Very Large Number of B2 Transactions

Hi Everyone,

I had a bit of a shock when by B2 bill arrived. I have about 350GB stored and according to the dash there are about 85k files in my bucket.

I have apparently done 37,526,244 b2_download_file_by_name transactions in march (and downloaded 127GB) I have run restic check 3 times in march, but dont see how I could have done 37M transactions.

Any ideas?

I have 2 machines backing up to 2 buckets, one using 0.8.1 and the other using 0.8.3 (v0.8.3-1-g21f67a0a). I have only been running check on the 0.8.3 bucket.

Thanks

Dean

The checks have only been run from the 0.8.3 instance. The

Hey,

I’m sorry that you had an unexpected B2 bill. Did you know that you can configure B2 to alert you once a specified number of (non-free) transactions have been executed?

Back to restic: In the 0.8.3 release we’ve merged several improvements for cloud-based backends and B2 especially. With the help of the library author we’re using to access B2, we were able to reduce using the API call b2_download_file_by_name a lot. During regular operation with restic < 0.8.3, this API call was also used during operations such as backup. Once we learned that we were able to work around it. A large portion of the costly API requests were likely caused by this.

Since 0.8.0, restic has a local metadata cache, which speeds up operations and reduces backend API requests for metadata. If you have created the repository with restic < 0.8.0, it may happen that there’s data in the repo which isn’t cached, and requested over and over. You can correct this by using restic prune. If you’ve already done that in the past, all should be fine.

The next thing that you may not be aware of: By default, restic check does not use a cache. In general, I think this is a good idea: It’ll notify you of files changed on the server, even if the unmodified file is still in your cache. The downside is that all data is fetched on demand from the repo, which may also cause many transactions because restic’s check process is rather dumb at the moment: Every tiny blob of data is requested separately, so if five blobs are needed from a single files in the repo, restic will send five separate requests.
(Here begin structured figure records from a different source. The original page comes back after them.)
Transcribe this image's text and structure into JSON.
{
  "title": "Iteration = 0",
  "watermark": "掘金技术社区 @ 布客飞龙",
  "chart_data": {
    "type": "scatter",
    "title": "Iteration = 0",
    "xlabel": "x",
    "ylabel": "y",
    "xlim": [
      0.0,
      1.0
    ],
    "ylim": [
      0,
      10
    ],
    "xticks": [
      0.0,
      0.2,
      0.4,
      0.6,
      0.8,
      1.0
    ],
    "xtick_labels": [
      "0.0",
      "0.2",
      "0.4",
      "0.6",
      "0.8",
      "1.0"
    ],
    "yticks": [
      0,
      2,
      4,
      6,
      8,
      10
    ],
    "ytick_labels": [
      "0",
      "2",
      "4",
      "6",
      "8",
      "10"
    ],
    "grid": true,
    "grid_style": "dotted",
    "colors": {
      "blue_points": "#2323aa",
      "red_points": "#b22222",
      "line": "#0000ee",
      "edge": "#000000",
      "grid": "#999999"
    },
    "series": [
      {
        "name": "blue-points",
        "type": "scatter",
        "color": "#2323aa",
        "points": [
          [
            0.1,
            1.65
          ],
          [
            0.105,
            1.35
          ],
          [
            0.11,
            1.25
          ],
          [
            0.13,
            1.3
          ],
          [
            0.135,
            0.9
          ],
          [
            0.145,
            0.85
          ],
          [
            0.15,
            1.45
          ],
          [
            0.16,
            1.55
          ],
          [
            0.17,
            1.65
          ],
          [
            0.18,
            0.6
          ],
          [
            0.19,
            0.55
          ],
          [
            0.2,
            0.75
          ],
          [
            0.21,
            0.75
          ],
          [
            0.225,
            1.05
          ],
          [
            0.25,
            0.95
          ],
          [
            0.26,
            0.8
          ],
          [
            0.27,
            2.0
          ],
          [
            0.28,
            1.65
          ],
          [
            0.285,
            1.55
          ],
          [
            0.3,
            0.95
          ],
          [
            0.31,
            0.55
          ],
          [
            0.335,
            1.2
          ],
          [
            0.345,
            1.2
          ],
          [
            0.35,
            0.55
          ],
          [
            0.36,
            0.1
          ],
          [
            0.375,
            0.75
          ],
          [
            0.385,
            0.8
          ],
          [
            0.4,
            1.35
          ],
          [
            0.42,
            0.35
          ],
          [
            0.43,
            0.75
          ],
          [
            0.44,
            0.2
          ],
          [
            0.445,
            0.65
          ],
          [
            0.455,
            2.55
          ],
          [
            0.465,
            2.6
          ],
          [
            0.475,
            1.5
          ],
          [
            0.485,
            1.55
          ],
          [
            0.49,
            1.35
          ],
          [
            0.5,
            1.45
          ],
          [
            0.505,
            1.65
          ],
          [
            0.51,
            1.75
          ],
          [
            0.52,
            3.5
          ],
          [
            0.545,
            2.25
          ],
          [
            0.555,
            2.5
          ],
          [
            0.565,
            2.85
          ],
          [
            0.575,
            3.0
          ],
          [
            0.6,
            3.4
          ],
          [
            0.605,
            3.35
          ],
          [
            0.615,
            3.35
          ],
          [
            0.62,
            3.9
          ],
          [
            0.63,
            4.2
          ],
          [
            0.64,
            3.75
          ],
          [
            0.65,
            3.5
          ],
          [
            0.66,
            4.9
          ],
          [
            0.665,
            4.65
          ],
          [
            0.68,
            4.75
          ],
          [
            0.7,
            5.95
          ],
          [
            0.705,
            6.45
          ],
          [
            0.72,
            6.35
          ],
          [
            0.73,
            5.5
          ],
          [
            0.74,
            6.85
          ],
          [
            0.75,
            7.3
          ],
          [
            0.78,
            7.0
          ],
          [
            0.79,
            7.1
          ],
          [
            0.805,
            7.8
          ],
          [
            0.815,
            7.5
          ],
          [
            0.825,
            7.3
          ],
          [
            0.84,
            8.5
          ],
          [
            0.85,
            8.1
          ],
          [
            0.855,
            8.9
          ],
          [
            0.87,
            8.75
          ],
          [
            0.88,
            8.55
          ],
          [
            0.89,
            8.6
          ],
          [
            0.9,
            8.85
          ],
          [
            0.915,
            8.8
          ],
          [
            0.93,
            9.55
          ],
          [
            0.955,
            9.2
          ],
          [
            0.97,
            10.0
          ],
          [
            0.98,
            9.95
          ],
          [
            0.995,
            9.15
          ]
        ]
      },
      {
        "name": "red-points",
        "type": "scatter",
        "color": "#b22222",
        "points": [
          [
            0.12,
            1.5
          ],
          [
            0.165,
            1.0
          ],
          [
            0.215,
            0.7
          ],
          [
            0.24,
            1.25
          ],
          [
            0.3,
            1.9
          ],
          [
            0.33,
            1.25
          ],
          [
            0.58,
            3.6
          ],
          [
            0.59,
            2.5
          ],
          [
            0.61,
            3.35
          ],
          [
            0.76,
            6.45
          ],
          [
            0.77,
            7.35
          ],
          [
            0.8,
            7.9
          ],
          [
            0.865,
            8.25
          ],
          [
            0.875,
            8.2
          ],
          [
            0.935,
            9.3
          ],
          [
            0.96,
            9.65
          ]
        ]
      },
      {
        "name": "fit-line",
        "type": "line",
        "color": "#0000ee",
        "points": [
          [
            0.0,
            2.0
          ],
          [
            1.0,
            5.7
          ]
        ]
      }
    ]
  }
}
You could pass --with-cache to restic check, but probably that’s not a good idea because it’ll take the cache for granted and not re-download files. I’m thinking about using a temporary directory as the cache for restic check, but that hasn’t been implemented yet.

3 Likes

Hi Alexander,

Thanks for the update. I agree that check should never use the cache. I am going to upgrade both boxes to the latest and keep an eye on it.

I was just surprised by the 37 million number with as there is only 80k files, that means it read every file 460 times in a month. I backup 4 times a day, so that seems like a lot.

Thanks

Dean

By the way: Backblaze decreased the costs of downloading files by half. See the blogpost here https://www.backblaze.com/blog/backblaze-b2-drops-download-price-in-half/

Just wanted to note that @fd0 recently commited PR #1696, which adds a temporary cache to check by default. Guess you can expect this to be included in the next release.